音楽を評するときにしばしばお目にかかる単語、「自然体」。批評側の無能さ、感性の鈍さを露呈してしまうようでいささかバツの悪い言葉だが、この二人のギター弾きを賛美する気持ちを言葉にしようとして、他の表現ができない自分がいる。ギタリストたるもの、タッグを組んで表現活動を行おうとするなら、ギターテクだったりアレンジだったり選曲だったり、何処かに「力こぶ」が入っていて当然なのに、この二人にはそんな鬱陶しさが無い。ポップスのゴールデン・エラを通過してきた彼らの芳醇な音楽体験の年輪が、わかりやすく滲み出ている。
美しく盛りつけられた主菜じゃなくて、大盛りの旨い米の飯。イタリア製のスーツじゃなくて、ヘインズのTシャツ。そんな具合に、生活とともにある音楽として連れ添って行きたい。

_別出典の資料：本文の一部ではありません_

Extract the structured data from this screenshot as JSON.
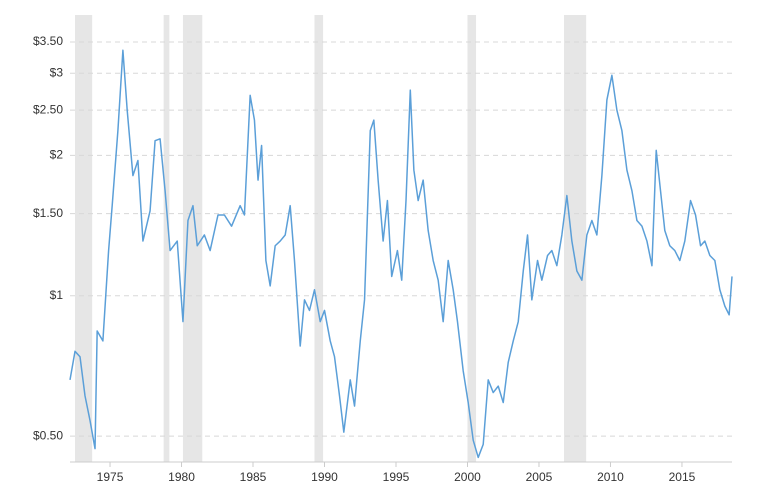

'03年発表のビートルズカバーアルバム。勿論、オールインスト。「All My Loving」や「She Love You」といったヒット曲が中心だが、ヘンにマニアックな選曲でない所も美点だ。なにせどの曲も、ちょっとラテンがかったリズムの上で、西海岸風の低湿度アコギサウンドがスウィングするという、悪く言っちゃえばワンパターンなアレンジ。手なりから生まれたであろう、こんな見栄も邪心もないサウンドには、これらオーディナリーなナンバーこそが映えるのだ。あえて左右への振り分けを抑えた録音がまたオールディーズ風な音の厚みをもたらしていて、Hi-Fi より Good Music って意志が明瞭。
Steven King のビートルズカバー集を聴いた時もぶっとんだが、このアルバムはまた違った意味で文句ない傑作。この「赤ジャケ」Vol.1 に続く「青ジャケ」の Vol.2 も出ているが、そりゃあ良いに決まってるよね!